Drogen und ein Haus in Stade

Die Geschichte, die von der Polizei erzählt und wie üblich von der Lokalpresse nachgeplappert wird, ist nur das Fragment einer Story, die zu verbreiten sich die Polizei hütet und von der die Presse vermutlich nichts weiß.

In der Klassengesellschaft von Stade reden bis heute die »Betitelten« nicht mit den »Unbetitelten«, wie → Ernst Harthern 1913 für das Kaiserreich feststellte. Was die einen umtreibt, muss die anderen nichts angehen, und voneinander weiß man nur, was sich im Vorbeigehen wahrnehmen lässt.

Umso seltsamer, wenn etwas die sorgsam voneinander geschiedenen Kasten gleichermaßen bewegt. Meine Uhr lief bereits, als die Meldung erging, dass die Polizei am Mittwoch, 22. Mai 2019, in einem gewissen Gebäude in der Steilen Straße in Stade Drogen beschlagnahmt habe.

Leute aus Kreisen, die nicht miteinander verkehren, hatten mich als kriminell Kundigen auf das Haus hingewiesen, und ich habe mich mehrfach von dem Betrieb von der Tür überzeugen können.

Klingel, Spion, Einlass. Auf der anderen Straßenseite warten die nächsten Kunden. Ziemlich junge Kunden.

Was dort vermeintlich vorging, war seit langem ein offenes Geheimnis. Freilich hätte jeder, der damit zur Polizei gelaufen wäre, ein Achselzucken geerntet. »Haben Sie gesehen, dass und mit welchen illegalen Substanzen gehandelt wird?«

Wenige Tage her, dass ich das Haus passierte. Ein junger Mann ging gerade darauf zu. Klingel, Spion, Einlass. Ich kam in dem Moment vorbei, als die Tür geöffnet wurde, nur einen knappen Spalt. Der junge Mann huschte hinein, ich sah in Dunkelheit.
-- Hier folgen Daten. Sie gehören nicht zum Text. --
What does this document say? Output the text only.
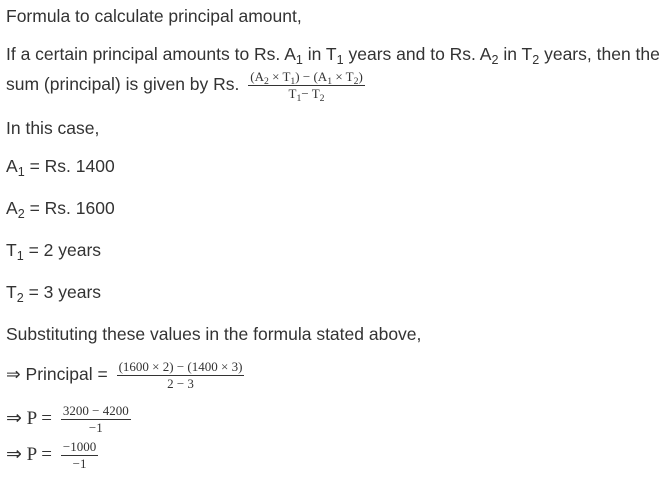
Formula to calculate principal amount,
If a certain principal amounts to Rs. $A_1$ in $T_1$ years and to Rs. $A_2$ in $T_2$ years, then the
sum (principal) is given by Rs. $\frac{(A_2 \times T_1) - (A_1 \times T_2)}{T_1- T_2}$
In this case,
$A_1 = Rs$. 1400
$A_2 = Rs$. 1600
$T_1 = 2$ years
$T_2 = 3$ years
Substituting these values in the formula stated above,
⇒ Principal = $\frac{(1600 \times 2) - (1400 \times 3)}{2 - 3}$
⇒ $P = \frac{3200 - 4200}{-1}$
⇒ $P = \frac{-1000}{-1}$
Natürlich hat die Polizei nicht auf eine Anzeige wegen öffentlichen Ärgernisses gewartet. Allerdings verwendet sie in jüngster Zeit viel Eigenlob auf das Ausheben von In-door-Plantagen mit Cannabis für den Nachbarschaftsbedarf (einer Droge, die als Medizin zugelassen ist und in Kanada nach der Legalisierung durch die Verdrängung des Schwarzmarktes für einen legalen Wirtschaftsschub sorgt), während die Kokain-Kartelle, die gehobeneren Bedarf befriedigen, wie gehabt ungestört bleiben.
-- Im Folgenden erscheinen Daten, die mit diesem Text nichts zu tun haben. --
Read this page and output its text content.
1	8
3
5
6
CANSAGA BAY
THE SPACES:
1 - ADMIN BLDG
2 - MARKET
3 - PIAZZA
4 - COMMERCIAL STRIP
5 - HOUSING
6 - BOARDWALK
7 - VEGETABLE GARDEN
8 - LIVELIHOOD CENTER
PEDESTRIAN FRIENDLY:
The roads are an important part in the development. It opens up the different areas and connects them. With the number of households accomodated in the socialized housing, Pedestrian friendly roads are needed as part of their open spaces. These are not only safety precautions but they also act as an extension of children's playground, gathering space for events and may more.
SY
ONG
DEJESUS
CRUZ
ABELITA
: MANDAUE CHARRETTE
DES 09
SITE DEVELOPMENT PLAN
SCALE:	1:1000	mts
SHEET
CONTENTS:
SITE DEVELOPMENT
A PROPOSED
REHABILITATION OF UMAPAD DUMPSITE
Bei einer »Routinekontrolle« an jenem Mittwochnachmittag habe sie nun also, meldet die Polizei und wiederholt die Presse, bei einem 16-Jährigen Drogen gefunden. Autofahrer, die die Welt nur aus dem Vorbeiwischen kennen und täglich mit Verkehrskontrollen rechnen, stutzen nicht. Aber in der Steilen Straße oder sonstwo in der Stadt als Passant von der Polizei angehalten zu werden, ist alles andere als Routine.

Die Anwesenheit eines Jugendlichen in Drogenbesitz in der Steilen Straße ist kein Zufall. Die Polizeikontrolle soll aber einer gewesen sein? Und wenn es so wäre – was sagt das in Hinblick auf die Vorgeschichte?

Die ist übrigens noch länger; es wäre die Geschichte des Hauses. Eine Spukhausstory gewissermaßen, die man jedoch in keiner Zeitung lesen wird, weil sich in Stade Journalisten dadurch definieren, ausschließlich zu äußern, was ihnen souffliert wird. (→ Unter Betrügern)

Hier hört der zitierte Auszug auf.